Hank Mullins, a faculty member in the Department of Earth and Environmental Sciences in the College of Arts and Sciences (A&S) for nearly 30 years, passed away in July at the age of 69.
Mullins grew up in the village of Ghent, NY, located in the Hudson Valley, and developed his passion for science at the State University of New York-Oneonta, where he earned a B.S. in geology in 1973. He would go on to receive an M.S. at Duke University in 1975 and Ph.D. at the University of North Carolina (Chapel Hill) in 1978.
In 1977 Mullins accepted a tenure-track assistant professorship in marine geology at the California State University system’s consortium Moss Landing Marine Laboratory on Monterey Bay. There, he diversified scientifically, to work on low-oxygen marine environments, coral reefs, lagoons, and estuarine systems in many different parts of the world.

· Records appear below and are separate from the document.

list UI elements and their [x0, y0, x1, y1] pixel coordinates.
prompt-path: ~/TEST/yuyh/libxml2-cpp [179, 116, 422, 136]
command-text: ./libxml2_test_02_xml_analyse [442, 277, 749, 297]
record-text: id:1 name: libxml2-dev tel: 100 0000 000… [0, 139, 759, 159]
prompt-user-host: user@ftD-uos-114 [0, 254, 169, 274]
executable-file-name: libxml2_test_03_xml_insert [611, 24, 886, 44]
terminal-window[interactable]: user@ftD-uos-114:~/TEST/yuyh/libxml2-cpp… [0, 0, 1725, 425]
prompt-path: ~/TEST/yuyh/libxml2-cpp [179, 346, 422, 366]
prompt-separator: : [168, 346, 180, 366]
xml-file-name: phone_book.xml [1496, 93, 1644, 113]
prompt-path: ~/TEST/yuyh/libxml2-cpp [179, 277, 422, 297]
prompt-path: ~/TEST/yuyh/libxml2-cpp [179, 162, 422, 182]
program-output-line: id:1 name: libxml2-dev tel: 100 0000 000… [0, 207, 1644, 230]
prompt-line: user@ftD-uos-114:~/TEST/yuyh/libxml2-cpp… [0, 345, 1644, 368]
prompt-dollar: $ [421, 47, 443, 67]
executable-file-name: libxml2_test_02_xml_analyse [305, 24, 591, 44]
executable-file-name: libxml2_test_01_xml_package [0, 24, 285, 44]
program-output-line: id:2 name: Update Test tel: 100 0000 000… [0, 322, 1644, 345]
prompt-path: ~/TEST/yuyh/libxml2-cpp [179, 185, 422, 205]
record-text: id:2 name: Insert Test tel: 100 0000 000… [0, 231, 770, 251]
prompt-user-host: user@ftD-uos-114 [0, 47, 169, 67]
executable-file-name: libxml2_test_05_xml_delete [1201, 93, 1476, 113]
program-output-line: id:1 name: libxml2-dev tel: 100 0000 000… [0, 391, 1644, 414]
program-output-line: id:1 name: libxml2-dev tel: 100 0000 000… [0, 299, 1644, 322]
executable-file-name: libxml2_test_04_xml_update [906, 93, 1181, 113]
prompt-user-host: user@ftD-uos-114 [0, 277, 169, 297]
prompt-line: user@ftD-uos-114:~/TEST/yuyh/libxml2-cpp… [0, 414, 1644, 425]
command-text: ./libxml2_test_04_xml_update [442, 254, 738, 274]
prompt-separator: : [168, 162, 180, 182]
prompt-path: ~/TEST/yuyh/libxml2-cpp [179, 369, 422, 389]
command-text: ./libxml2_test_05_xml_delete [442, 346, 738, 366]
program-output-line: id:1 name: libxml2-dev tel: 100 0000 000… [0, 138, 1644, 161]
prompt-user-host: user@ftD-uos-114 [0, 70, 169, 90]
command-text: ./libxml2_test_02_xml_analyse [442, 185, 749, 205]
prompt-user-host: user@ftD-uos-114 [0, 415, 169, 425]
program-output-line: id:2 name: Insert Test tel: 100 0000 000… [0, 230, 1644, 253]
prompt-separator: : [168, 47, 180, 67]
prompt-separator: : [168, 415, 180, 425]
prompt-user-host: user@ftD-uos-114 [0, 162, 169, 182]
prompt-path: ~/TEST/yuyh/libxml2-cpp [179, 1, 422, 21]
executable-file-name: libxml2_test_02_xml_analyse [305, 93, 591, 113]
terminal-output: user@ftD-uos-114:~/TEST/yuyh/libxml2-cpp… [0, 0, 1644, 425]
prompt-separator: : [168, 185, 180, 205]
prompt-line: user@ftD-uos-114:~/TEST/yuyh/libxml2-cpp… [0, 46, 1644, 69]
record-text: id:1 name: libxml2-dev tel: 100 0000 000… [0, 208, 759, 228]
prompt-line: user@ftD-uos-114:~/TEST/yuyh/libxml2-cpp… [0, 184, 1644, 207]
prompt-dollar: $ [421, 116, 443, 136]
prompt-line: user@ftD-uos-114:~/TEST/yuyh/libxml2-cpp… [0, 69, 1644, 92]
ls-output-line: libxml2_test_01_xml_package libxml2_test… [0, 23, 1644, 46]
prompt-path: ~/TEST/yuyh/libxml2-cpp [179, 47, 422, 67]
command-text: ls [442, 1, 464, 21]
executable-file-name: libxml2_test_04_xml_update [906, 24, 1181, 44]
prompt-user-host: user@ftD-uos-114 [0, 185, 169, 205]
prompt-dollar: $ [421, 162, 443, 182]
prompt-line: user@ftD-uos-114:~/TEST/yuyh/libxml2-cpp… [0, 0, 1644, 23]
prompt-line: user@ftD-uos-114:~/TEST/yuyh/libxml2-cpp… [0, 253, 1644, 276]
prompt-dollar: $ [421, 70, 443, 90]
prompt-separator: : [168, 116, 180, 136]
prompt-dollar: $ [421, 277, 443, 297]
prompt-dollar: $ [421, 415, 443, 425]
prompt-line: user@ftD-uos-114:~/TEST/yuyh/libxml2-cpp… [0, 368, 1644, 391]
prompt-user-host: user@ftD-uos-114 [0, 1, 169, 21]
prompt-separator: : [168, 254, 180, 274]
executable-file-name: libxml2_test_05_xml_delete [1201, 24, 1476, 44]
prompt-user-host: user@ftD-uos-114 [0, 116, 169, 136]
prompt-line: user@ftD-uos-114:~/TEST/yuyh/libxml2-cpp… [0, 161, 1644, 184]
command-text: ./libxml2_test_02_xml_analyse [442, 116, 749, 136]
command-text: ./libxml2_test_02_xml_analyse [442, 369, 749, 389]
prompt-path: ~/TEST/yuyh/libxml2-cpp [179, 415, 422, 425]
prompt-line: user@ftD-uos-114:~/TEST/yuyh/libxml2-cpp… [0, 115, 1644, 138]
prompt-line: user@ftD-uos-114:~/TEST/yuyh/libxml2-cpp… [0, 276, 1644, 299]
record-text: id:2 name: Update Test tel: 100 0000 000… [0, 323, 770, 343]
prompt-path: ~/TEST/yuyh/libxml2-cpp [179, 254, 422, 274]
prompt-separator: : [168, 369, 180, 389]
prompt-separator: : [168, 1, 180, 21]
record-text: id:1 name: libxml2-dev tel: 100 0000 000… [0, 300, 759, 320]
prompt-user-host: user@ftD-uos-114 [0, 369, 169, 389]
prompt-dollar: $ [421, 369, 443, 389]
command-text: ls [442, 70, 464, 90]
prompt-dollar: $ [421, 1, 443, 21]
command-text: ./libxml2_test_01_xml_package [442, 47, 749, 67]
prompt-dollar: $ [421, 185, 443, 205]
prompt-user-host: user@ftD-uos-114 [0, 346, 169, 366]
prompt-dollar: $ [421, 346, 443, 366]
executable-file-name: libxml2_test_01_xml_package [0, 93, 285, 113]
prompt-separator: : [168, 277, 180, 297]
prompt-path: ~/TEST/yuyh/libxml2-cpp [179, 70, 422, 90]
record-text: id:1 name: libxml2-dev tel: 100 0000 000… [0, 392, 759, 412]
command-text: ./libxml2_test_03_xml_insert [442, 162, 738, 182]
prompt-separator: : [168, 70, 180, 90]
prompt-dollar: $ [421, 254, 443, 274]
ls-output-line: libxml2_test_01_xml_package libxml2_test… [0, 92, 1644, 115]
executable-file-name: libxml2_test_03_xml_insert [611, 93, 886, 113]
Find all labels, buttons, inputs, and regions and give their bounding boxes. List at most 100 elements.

Mullins joined Syracuse University’s geology department (now the Department of Earth and Environmental Sciences) in 1983 with a goal to strengthen the research and graduate teaching profile of that department and A&S. He received extensive NSF and ACS/PRF external funding. As a graduate student mentor, Mullins’ colleagues say he demonstrated a distinctive blend of rigor and personal supportiveness. He was awarded the 1997 College of Arts and Sciences’ William Wasserstrom Prize for Excellence in Graduate Teaching, recognizing a “distinguished scholar whose work is characterized by its originality and distinctive character.”

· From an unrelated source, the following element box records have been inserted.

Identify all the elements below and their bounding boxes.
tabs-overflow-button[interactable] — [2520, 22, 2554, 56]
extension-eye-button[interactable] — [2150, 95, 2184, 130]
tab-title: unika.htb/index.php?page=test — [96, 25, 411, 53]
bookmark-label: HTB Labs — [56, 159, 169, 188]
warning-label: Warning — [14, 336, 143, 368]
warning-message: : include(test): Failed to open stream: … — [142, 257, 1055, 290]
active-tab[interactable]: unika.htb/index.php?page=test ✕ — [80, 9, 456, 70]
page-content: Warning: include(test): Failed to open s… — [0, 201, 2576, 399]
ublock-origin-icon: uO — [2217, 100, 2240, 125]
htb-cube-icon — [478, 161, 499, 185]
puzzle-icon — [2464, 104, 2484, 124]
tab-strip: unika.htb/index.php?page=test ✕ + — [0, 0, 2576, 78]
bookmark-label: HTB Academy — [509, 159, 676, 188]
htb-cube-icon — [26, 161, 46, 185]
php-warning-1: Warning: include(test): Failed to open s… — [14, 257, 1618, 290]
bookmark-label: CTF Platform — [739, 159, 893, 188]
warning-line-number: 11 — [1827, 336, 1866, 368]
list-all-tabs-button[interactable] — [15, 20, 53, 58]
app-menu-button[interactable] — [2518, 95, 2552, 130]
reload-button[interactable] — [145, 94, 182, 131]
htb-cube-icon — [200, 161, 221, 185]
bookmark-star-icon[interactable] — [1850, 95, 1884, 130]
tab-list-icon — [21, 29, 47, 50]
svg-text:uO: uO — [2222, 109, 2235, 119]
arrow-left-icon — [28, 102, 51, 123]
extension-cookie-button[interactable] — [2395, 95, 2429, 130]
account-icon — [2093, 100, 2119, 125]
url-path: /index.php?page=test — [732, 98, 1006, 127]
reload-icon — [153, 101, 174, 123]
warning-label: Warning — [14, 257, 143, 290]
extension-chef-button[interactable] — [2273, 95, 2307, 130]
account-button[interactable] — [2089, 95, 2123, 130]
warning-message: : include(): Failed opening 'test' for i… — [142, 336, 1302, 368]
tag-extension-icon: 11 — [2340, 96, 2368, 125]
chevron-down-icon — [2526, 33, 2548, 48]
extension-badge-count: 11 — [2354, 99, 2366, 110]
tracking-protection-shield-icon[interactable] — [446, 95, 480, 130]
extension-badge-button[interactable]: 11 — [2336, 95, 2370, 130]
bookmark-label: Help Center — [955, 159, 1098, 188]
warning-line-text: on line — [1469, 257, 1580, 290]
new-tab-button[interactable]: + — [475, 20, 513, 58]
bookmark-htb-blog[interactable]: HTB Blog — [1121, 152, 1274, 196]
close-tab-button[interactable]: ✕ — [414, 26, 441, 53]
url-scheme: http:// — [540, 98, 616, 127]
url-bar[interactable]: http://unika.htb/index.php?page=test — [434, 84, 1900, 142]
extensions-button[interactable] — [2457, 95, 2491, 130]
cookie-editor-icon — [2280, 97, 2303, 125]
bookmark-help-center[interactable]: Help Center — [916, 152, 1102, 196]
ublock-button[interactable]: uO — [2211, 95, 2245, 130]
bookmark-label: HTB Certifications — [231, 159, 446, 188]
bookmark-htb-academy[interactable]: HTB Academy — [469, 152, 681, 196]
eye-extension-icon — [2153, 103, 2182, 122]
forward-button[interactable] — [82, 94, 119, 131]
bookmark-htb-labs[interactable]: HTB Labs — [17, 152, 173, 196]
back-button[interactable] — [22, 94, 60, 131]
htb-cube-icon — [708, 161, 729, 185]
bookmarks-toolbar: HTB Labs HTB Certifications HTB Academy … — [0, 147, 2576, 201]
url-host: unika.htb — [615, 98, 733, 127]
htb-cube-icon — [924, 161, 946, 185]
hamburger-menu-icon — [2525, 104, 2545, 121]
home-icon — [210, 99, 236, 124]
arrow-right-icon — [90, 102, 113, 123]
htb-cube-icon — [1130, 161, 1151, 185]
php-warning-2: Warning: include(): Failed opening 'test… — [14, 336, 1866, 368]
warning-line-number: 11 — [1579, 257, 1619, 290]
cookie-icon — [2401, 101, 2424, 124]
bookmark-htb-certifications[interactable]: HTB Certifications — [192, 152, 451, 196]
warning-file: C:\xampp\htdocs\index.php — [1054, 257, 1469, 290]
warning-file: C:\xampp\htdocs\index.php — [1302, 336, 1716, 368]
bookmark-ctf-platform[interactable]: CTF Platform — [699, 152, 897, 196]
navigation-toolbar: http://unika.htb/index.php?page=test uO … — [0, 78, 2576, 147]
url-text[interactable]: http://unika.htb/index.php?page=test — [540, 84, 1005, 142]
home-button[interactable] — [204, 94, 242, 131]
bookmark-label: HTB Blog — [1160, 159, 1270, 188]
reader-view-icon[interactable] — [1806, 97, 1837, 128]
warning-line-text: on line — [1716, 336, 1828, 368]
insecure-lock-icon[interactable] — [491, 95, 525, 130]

As Editor-in-Chief of the premier journal Geology (1990-1995), Mullins strongly influenced the publication of scientific discoveries – including publishing the paper by Alan Hillebrand et al. documenting the find of the Chicxulub Crater – the record of the Cretaceous-Paleogene impact that triggered rapid extinctions of dinosaurs and numerous other groups. For his editorial leadership to the geological sciences, the Geological Society of America honored Hank with its 1995 Distinguished Service Award.
Mullins retired from Syracuse University in 2011, although he continued writing, publishing Will Population + Technology = Armageddon? that year, and two books in 2014 exploring earth-sciences themes for the general public: The Simple Science of Global Climate Change; Knowledge for Non-Scientists and Is Gaia God: A Personal Journey.
In memory of Hank Mullins, gifts can be made to the following: Syracuse University Department of Earth and Environmental Sciences (mark checks “Hank Mullins Student Support-Earth Sciences”); or the Parkinson’s Foundation.